New research released on Monday by Forrester shows that the average U.S. consumer now spends as much time online as he or she does watching television. This is the first year in Forrester’s survey that people have reported spending equal amounts of time, 13 hours per week, on the two differing activities.
The Internet has not taken time away from TV, though. TV numbers have actually risen some fiver percent over five years, whereas Internet use has risen 121 percent in that time. The activities that are being hit are radio, reading (likely replaced by reading online) and possibly anything to do with the outdoors.
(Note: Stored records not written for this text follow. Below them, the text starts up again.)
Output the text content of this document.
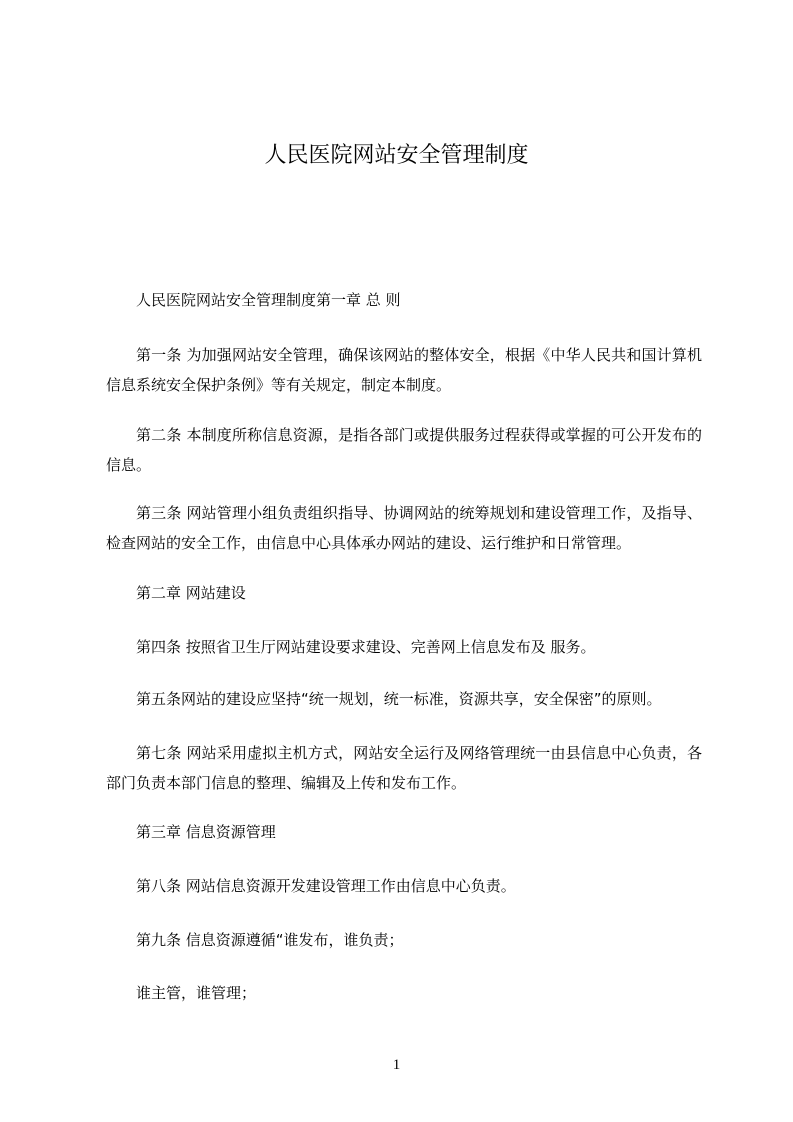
人民医院网站安全管理制度
人民医院网站安全管理制度第一章 总 则
第一条 为加强网站安全管理，确保该网站的整体安全，根据《中华人民共和国计算机信息系统安全保护条例》等有关规定，制定本制度。
第二条 本制度所称信息资源，是指各部门或提供服务过程获得或掌握的可公开发布的信息。
第三条 网站管理小组负责组织指导、协调网站的统筹规划和建设管理工作，及指导、检查网站的安全工作，由信息中心具体承办网站的建设、运行维护和日常管理。
第二章 网站建设
第四条 按照省卫生厅网站建设要求建设、完善网上信息发布及 服务。
第五条网站的建设应坚持“统一规划，统一标准，资源共享，安全保密”的原则。
第七条 网站采用虚拟主机方式，网站安全运行及网络管理统一由县信息中心负责，各部门负责本部门信息的整理、编辑及上传和发布工作。
第三章 信息资源管理
第八条 网站信息资源开发建设管理工作由信息中心负责。
第九条 信息资源遵循“谁发布，谁负责；
谁主管，谁管理；
1
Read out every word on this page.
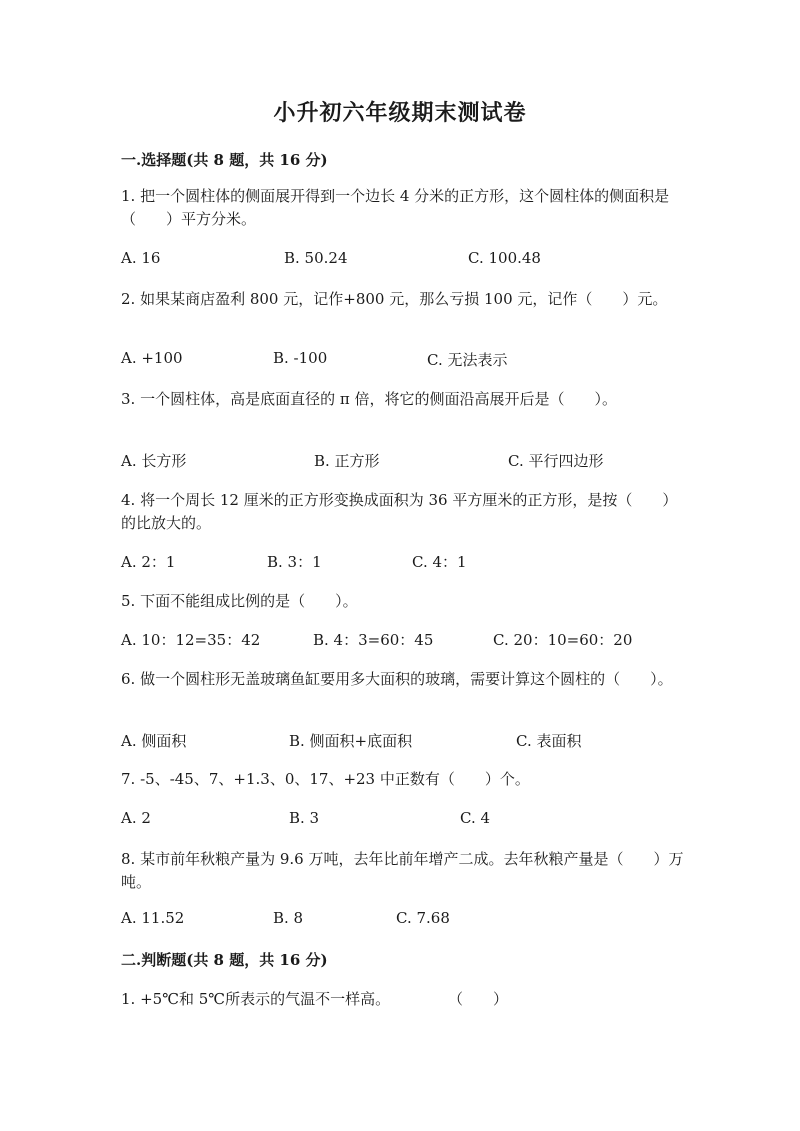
小升初六年级期末测试卷
一.选择题(共 8 题，共 16 分)
1. 把一个圆柱体的侧面展开得到一个边长 4 分米的正方形，这个圆柱体的侧面积是（　　）平方分米。
A. 16	B. 50.24	C. 100.48
2. 如果某商店盈利 800 元，记作+800 元，那么亏损 100 元，记作（　　）元。
A. +100	B. -100	C. 无法表示
3. 一个圆柱体，高是底面直径的 π 倍，将它的侧面沿高展开后是（　　）。
A. 长方形	B. 正方形	C. 平行四边形
4. 将一个周长 12 厘米的正方形变换成面积为 36 平方厘米的正方形，是按（　　）的比放大的。
A. 2：1	B. 3：1	C. 4：1
5. 下面不能组成比例的是（　　）。
A. 10：12=35：42	B. 4：3=60：45	C. 20：10=60：20
6. 做一个圆柱形无盖玻璃鱼缸要用多大面积的玻璃，需要计算这个圆柱的（　　）。
A. 侧面积	B. 侧面积+底面积	C. 表面积
7. -5、-45、7、+1.3、0、17、+23 中正数有（　　）个。
A. 2	B. 3	C. 4
8. 某市前年秋粮产量为 9.6 万吨，去年比前年增产二成。去年秋粮产量是（　　）万吨。
A. 11.52	B. 8	C. 7.68
二.判断题(共 8 题，共 16 分)
1. +5℃和 5℃所表示的气温不一样高。	（　　）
Forrester’s research explains the woes in the newspaper industry. During that same five-year period, reading of print newspapers has dropped 26 percent and reading printed-on-paper magazines has dropped 18 percent, according to the report, which surveyed about 30,000 U.S. consumers.
What exactly are people doing online? 92 percent use email. 60 percent of those surveyed shop online. 50 percent share photos and video with friends and family. And 35 percentuse social networking services.
One thing that’s unclear from the survey: did these consumers answer that using streaming video on their TVs place that in the Internet bucket or the TV bucket? Either way, the trend is clear, and the next such survey should show the Internet topping TV.
We’ve heard that from some as well: they’d rather cut TV than the Web, if given the choice.